A redécouvrir

Opération Moolah

Les ailes de l'angoisse


La supériorité aérienne est devenue la pierre angulaire de la doctrine militaire des Etats-Unis depuis la fin de la seconde guerre mondiale. L'acquérir forme la base de toute opération militaire terrestre ; la maintenir devient la condition jugée essentielle pour toute victoire future même si des guerres (le Vietnam, guerres d'Afghanistan) ont montré que cette condition nécessaire n'est toutefois pas suffisante. Il reste que dans le cas d'une guerre classique cette suprématie demeure la clé de la victoire. Ainsi lors de la guerre de Corée, après des premiers mois triomphants pour la Corée du Nord, ses forces  se sont vite heurtées à une difficulté insurmontable, la domination des airs par les pilotes des Etats-Unis et de la coalition. En brisant les reins des divisions blindées adverses, en ralentissant voir détruisant la logistique, les forces aériennes de l'ONU ont rendu possible la résistance de Busan puis la manoeuvre d'Incheon. Alors qu'en novembre 1950 la guerre semblait s'acheminer vers un succès du camps occidental, une double surprise -l'arrivée en masse des chinois et surtout la livraison de Mig 15 par l'URSS (ainsi que de pilotes)- allait renverser le cours de la guerre. Si nous avons déjà parlé sur ce blog de l'impact des troupes chinoises et du carton effectué dans les airs par les pilotes russes, nous allons évoqué une étonnante opération menée par l'US Air Force et le services secrets.

L'irruption du MIG 15 a mis les pilotes des nations Unies dans une situation inédite. Cet avion encore mal connu était plus rapide que le F 86 sabre américain, plus maniable en haute altitude et surtout très bien armé avec son canon de 37 mm qui perforait les bombardiers de l'ONU. Maniés par des pilotes mieux formés que leurs homologues chinois et coréens, les escadrons de MIG 15 "russes" de la 324è division aérienne sont devenus une terreur qui ont permis de sanctuarisé une partie du Nord de la Corée du Nord et donné du temps aux pilotes chinois et nord-coréens de mieux se former. Face à ce dilemme et longtemps ignorant de la présence de pilotes russes, les responsables des Etats-unis se virent contraints de lancer une opération de guerre psychologique : contre 100 000 dollars et l'asile politique, convaincre un pilote ennemi de faire défection avec son Mig 15.  Si la paternité de l'opération est toujours sujette à controverse (bureau Alan Abner, Edward Hymoff un correspondant de guerre et ancien de l'OSS), l'opération est approuvée le 20 mars 1953 par l'Etat major.  Pour attirer un éventuel pilote, l'offre est diffusée par 14 stations radio au Japon et en Corée du Sud ainsi que par des tracts (1,2 millions)  jetés depuis des bombardiers B 29.
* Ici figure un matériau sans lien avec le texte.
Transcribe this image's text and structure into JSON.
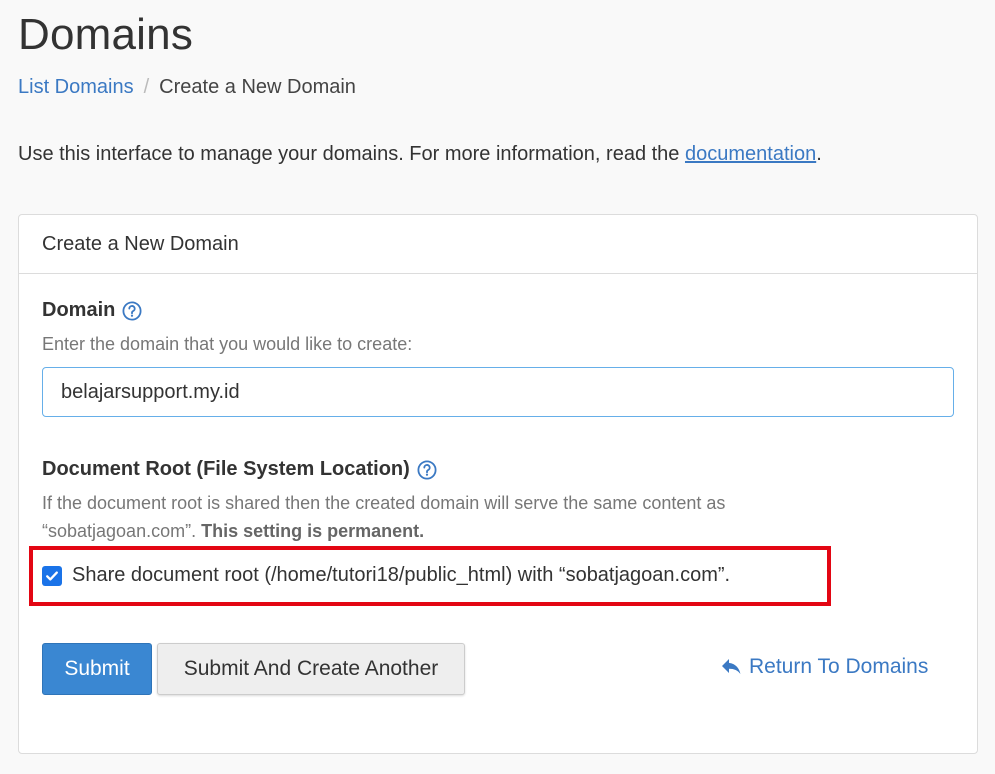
{
  "page": {
    "title": "Domains"
  },
  "breadcrumb": {
    "items": [
      {
        "label": "List Domains"
      },
      {
        "label": "Create a New Domain"
      }
    ],
    "separator": "/"
  },
  "intro": {
    "text": "Use this interface to manage your domains. For more information, read the ",
    "link_label": "documentation",
    "suffix": "."
  },
  "panel": {
    "title": "Create a New Domain",
    "domain": {
      "label": "Domain",
      "help_icon": "question-circle-icon",
      "help": "Enter the domain that you would like to create:",
      "value": "belajarsupport.my.id"
    },
    "docroot": {
      "label": "Document Root (File System Location)",
      "help_icon": "question-circle-icon",
      "help_line1": "If the document root is shared then the created domain will serve the same content as",
      "help_line2": "“sobatjagoan.com”.",
      "help_bold": "This setting is permanent.",
      "share_checked": true,
      "share_label": "Share document root (/home/tutori18/public_html) with “sobatjagoan.com”."
    },
    "buttons": {
      "submit": "Submit",
      "submit_another": "Submit And Create Another",
      "return": "Return To Domains",
      "return_icon": "reply-arrow-icon"
    }
  },
  "colors": {
    "link": "#3b79c3",
    "primary": "#3a87d2",
    "highlight": "#e30613",
    "checkbox": "#1a73e8"
  }
}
Beaucoup d'efforts dont le bilan est quasi nul. En effet un seul pilote fit défection, No Kum-Sok le 21 septembre alors que la guerre est finie depuis le 27 juillet. Or il témoigne que sa défection n'a été motivée ni par l'argent ni par l'opération Moolah dont il ignorait l'existence. Il explique en effet que les MIG 15 étaient stationnés en Mandchourie loin des zones de largage des tracts, que d'autre part aucun pilote communiste n'aurait pris au sérieux la récompense. L'impact direct fut donc nul. Néanmoins un élément indirect est à noter. Les vols de Mig 15 furent moins nombreux les semaines qui suivirent les largages. Des enquêtes visèrent tous les pilotes de Mig 15 dont le futur No !!  Sa défection entraînera d'ailleurs l'exécution de 5 de ses camarades. Cette soudaine crispation des russes s'explique certainement par la défection vers le Danemark le 5 mars 1953 d'un pilote polonais et de son MIG 15, Franciszk Jarecki (dont le visage était imprimé sur le tracts largués).

Opération à moitié réussie, cette tentative fut pourtant reprise à de nombreuses reprises durant la guerre froide. En Chine continentale, les chefs nationalistes offraient de coquettes sommes en or aux pilotes communistes qui les rejoindraient ; en 1962 les Etats-Unis tentèrent par ce biais d'obtenir un MIG 21. Au Vietnam les Etats-unis tentèrent de réitérer le succès partiel de Moolah en obligeant le Nord-Vietnam à soupçonner ses pilotes et ainsi à restreindre les sorties aériennes.